We also leveraged the Jetson Nano’s GPU capabilities to parallelize tasks, enhancing processing speed. By combining these approaches, we successfully implemented sophisticated AI functionalities directly on the device, ensuring real-time performance suitable for various applications.
Q9. What measures have you taken to ensure data security and privacy, especially since the processing occurs on the device?
Rashmi: To ensure data security and privacy during on-device processing, we have implemented several robust measures. First, we employ hardware-based security features, such as Trusted Platform Modules (TPMs), to establish a secure execution environment, safeguarding against unauthorized access and tampering.
Second, all data processed and stored on the device is encrypted using advanced encryption standards, ensuring that sensitive information remains protected even if the device is compromised.
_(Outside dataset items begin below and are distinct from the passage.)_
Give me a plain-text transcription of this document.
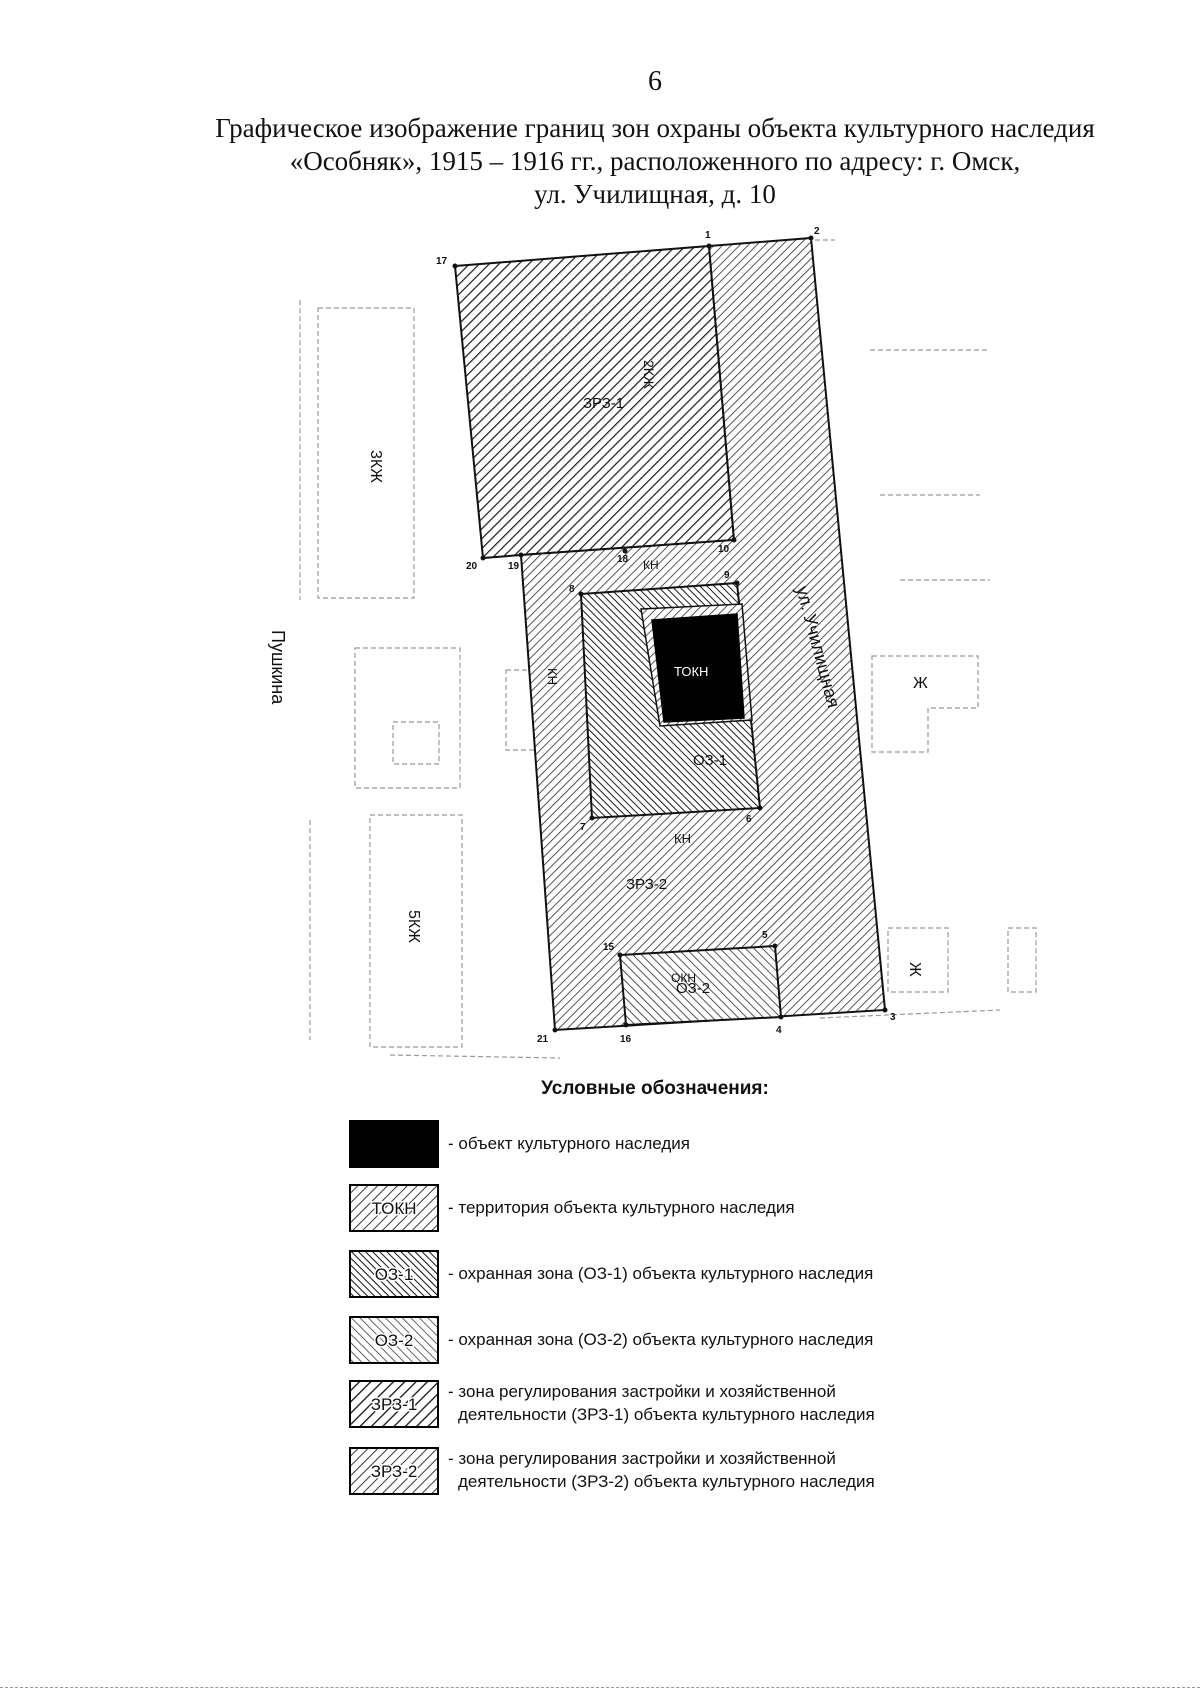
6
Графическое изображение границ зон охраны объекта культурного наследия
«Особняк», 1915 – 1916 гг., расположенного по адресу: г. Омск,
ул. Училищная, д. 10
ЗРЗ-1
ЗРЗ-2
ОЗ-1
ОЗ-2
ТОКН
ОКН
3КЖ
5КЖ
Ж
Ж
КН
КН
КН
2КЖ
Пушкина	ул. Училищная
1	2
3
4
5
6
7
8
9
10
15
16
17
18
19
20
21
Условные обозначения:
- объект культурного наследия
ТОКН - территория объекта культурного наследия
ОЗ-1 - охранная зона (ОЗ-1) объекта культурного наследия
ОЗ-2 - охранная зона (ОЗ-2) объекта культурного наследия
ЗРЗ-1
- зона регулирования застройки и хозяйственной
деятельности (ЗРЗ-1) объекта культурного наследия
ЗРЗ-2
- зона регулирования застройки и хозяйственной
деятельности (ЗРЗ-2) объекта культурного наследия
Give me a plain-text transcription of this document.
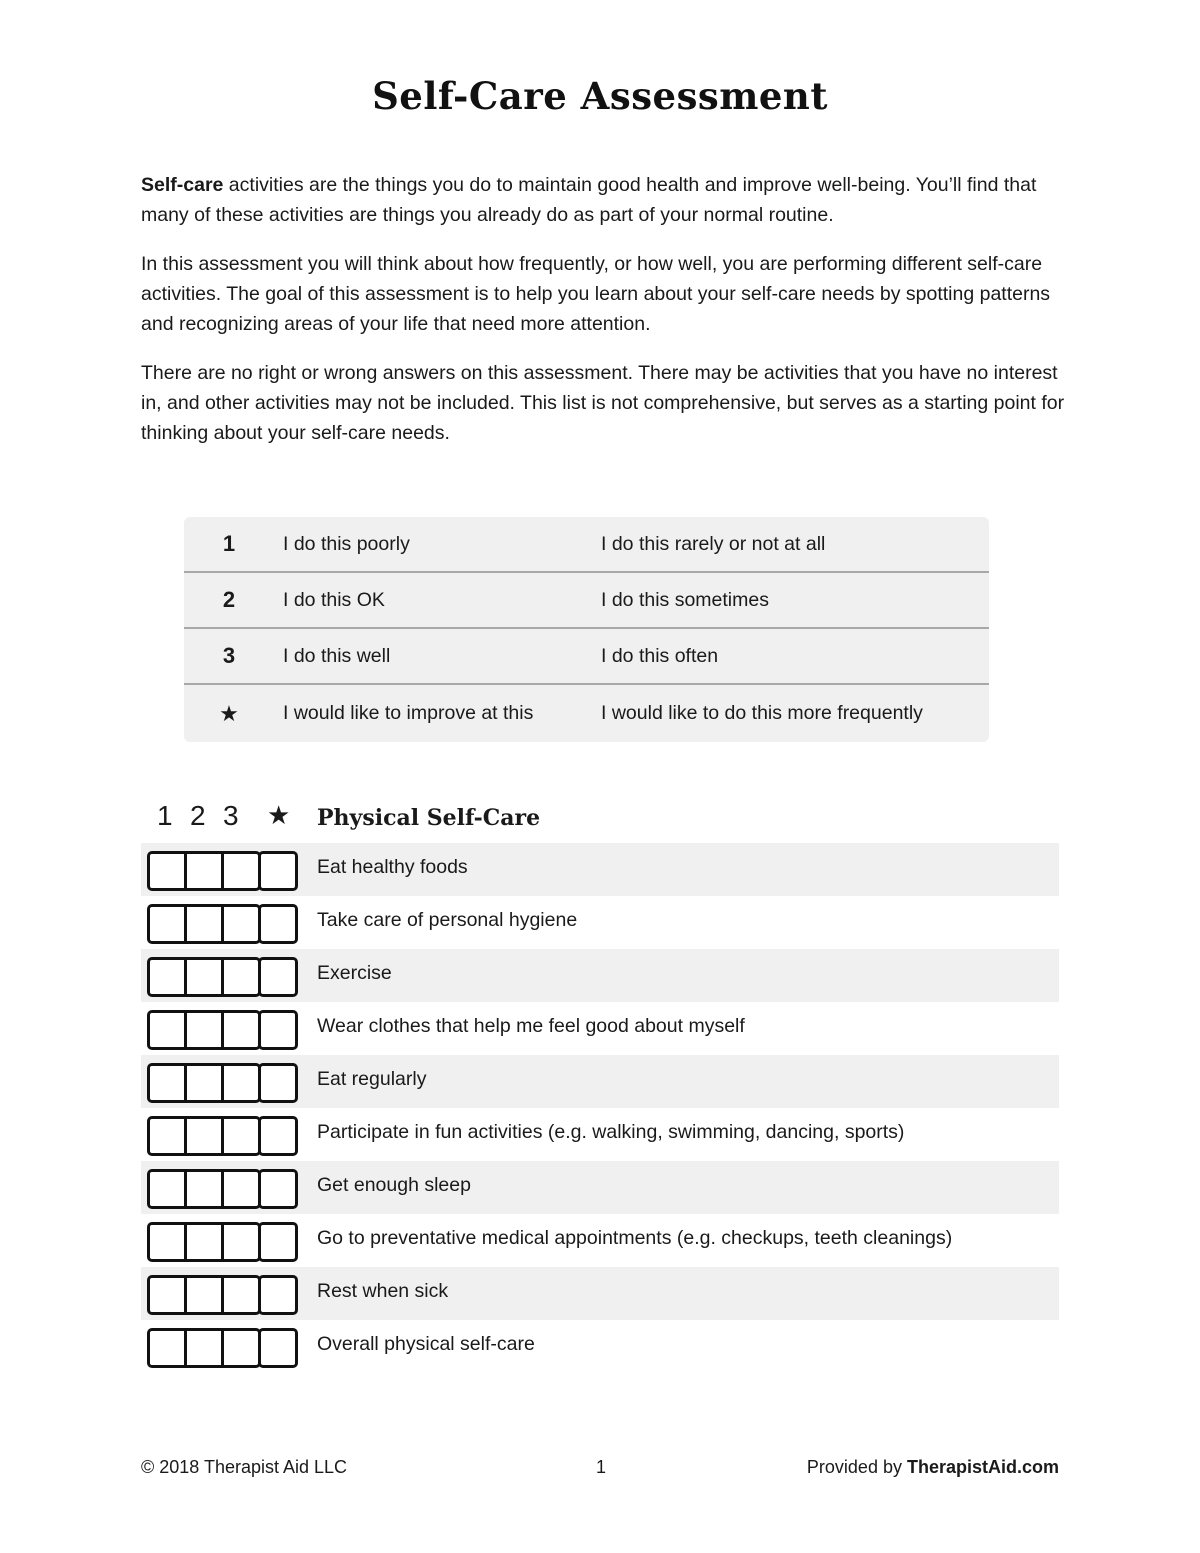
Self-Care Assessment

Self-care activities are the things you do to maintain good health and improve well-being. You’ll find that many of these activities are things you already do as part of your normal routine.

In this assessment you will think about how frequently, or how well, you are performing different self-care activities. The goal of this assessment is to help you learn about your self-care needs by spotting patterns and recognizing areas of your life that need more attention.

There are no right or wrong answers on this assessment. There may be activities that you have no interest in, and other activities may not be included. This list is not comprehensive, but serves as a starting point for thinking about your self-care needs.

1	I do this poorly	I do this rarely or not at all
2	I do this OK	I do this sometimes
3	I do this well	I do this often
★	I would like to improve at this	I would like to do this more frequently
1 2 3 ★ Physical Self-Care
Eat healthy foods
Take care of personal hygiene
Exercise
Wear clothes that help me feel good about myself
Eat regularly
Participate in fun activities (e.g. walking, swimming, dancing, sports)
Get enough sleep
Go to preventative medical appointments (e.g. checkups, teeth cleanings)
Rest when sick
Overall physical self-care
© 2018 Therapist Aid LLC	1	Provided by TherapistAid.com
Third, we implement secure boot processes to verify the integrity of the device’s firmware and software at startup, preventing the execution of malicious code. Additionally, we regularly update our security protocols to address emerging threats and vulnerabilities, maintaining a proactive stance on data protection. By integrating these measures, we provide a secure and private environment for on-device data processing, aligning with best practices in edge AI security.
Q10. What are your current and potential revenue streams? Which aspect—hardware sales, developer fees, or subscription services—has been the most effective source of income for IndoAI?
Rashmi: IndoAI currently generates revenue through hardware sales, subscription services, and developer fees. Hardware sales involve one-time transactions for AI cameras, with pricing tiers based on specifications. Subscription services are offered via the Appization marketplace, where users pay recurring fees to access and update AI applications tailored to their needs.
Developer fees come from third-party developers who create and monetize applications on IndoAI’s platform. Among these, hardware sales have been the most successful, providing a solid foundation for the company’s growth.
To expand, IndoAI plans to enhance its subscription services by introducing more specialized applications and features, thereby increasing recurring revenue. Additionally, the company aims to foster a vibrant developer community by offering comprehensive support and incentives, encouraging the creation of innovative applications that can be monetized through the platform.